Each child’s uniqueness impacted his approach to discipline. The bottom line: “You try to give them the same love and affection. … You want to see them treat people nicely and to have friends.”

Fatherhood was hectic in the early years, he said. “It didn’t seem like there was enough time in the day to get everything done. There was hardly any time to just sit down and read a book. But it was interesting and the time went by fast. Being a parent is a good job.”
Dad believes that fatherhood is about paying it forward. “Everything you hope you did for your kids you hope to see them doing for their kids.”

“What’s the greatest lesson you’ve learned as a father?” “Wishing I had had a father myself that I could have gone to when I needed help or advice. I never had that. I could go to my mom, so that was good.”

I asked him a trick question: “Who was your favorite child?” “That’s a leading question, especially when your oldest child is asking it, he laughed. “I enjoy all four of my children.”

“What have you learned from your kids?” “When you have kids you learn to share.
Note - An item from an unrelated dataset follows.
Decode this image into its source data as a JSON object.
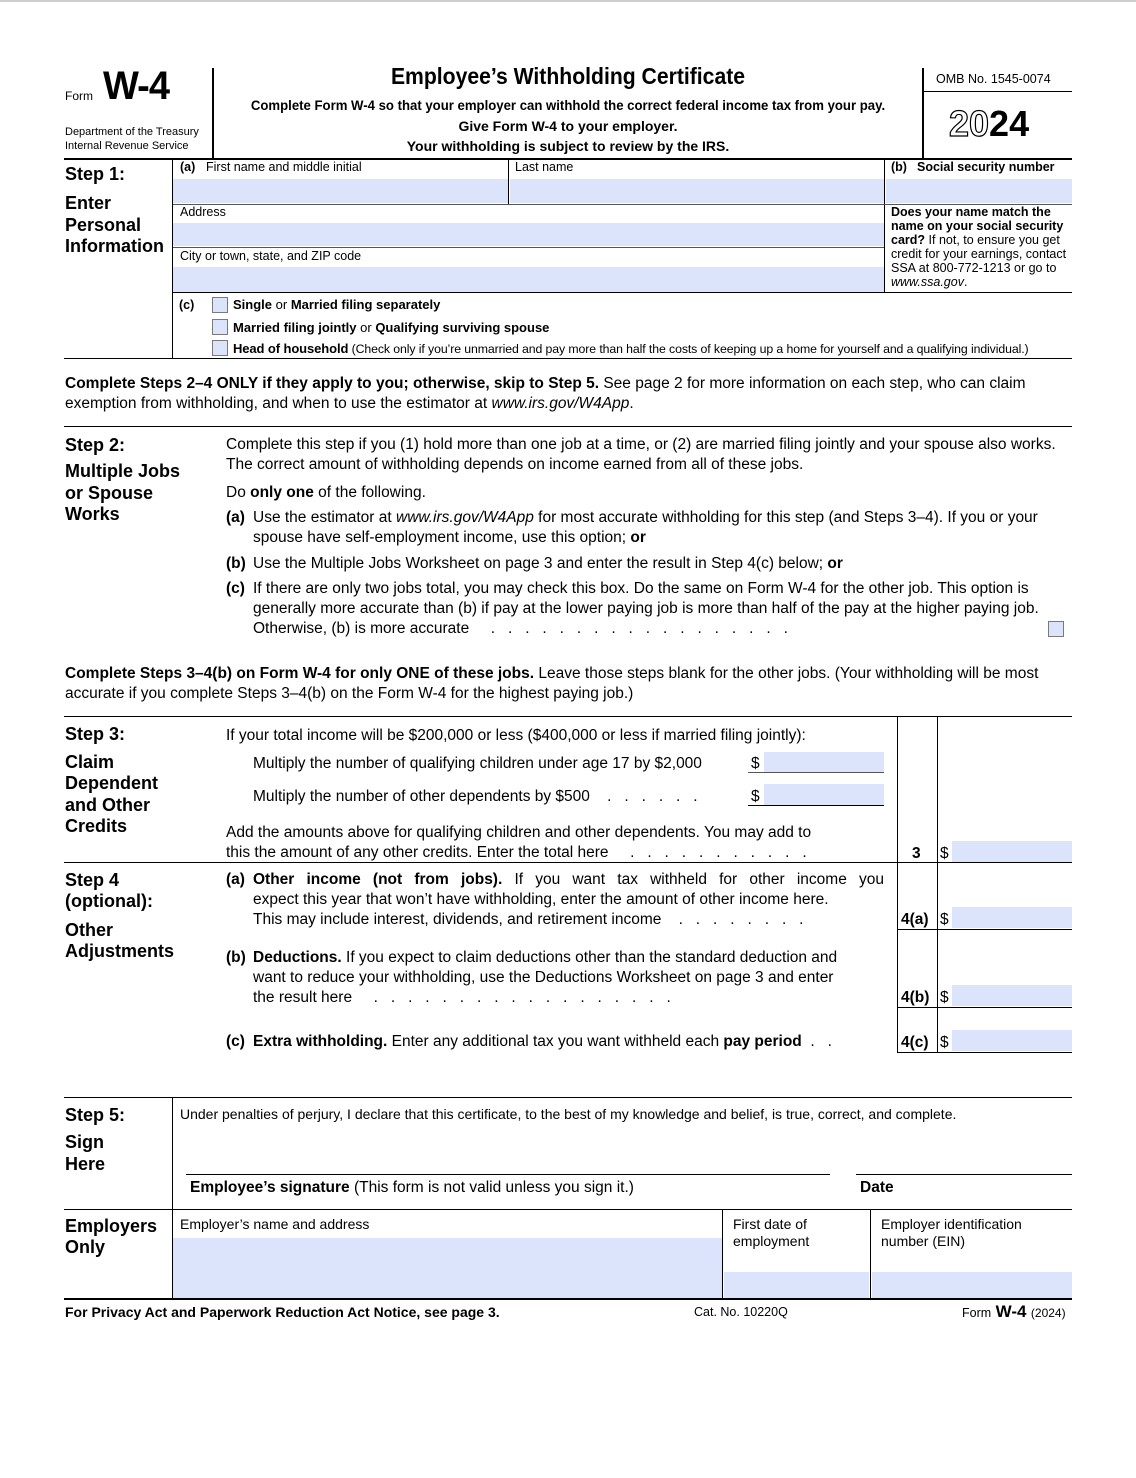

Maybe when I was a kid I didn’t share as much as I should. When you are a parent, you have to share.”

“How has your Catholic faith shaped you as a father? I asked. “It’s made me more religious,” he said. “Faith helps you get over the hurdles of problems. With your faith you can rely on the Lord. You have someone to back you up.”

Happy Father’s Day to all who are fathers or have been like a father to others.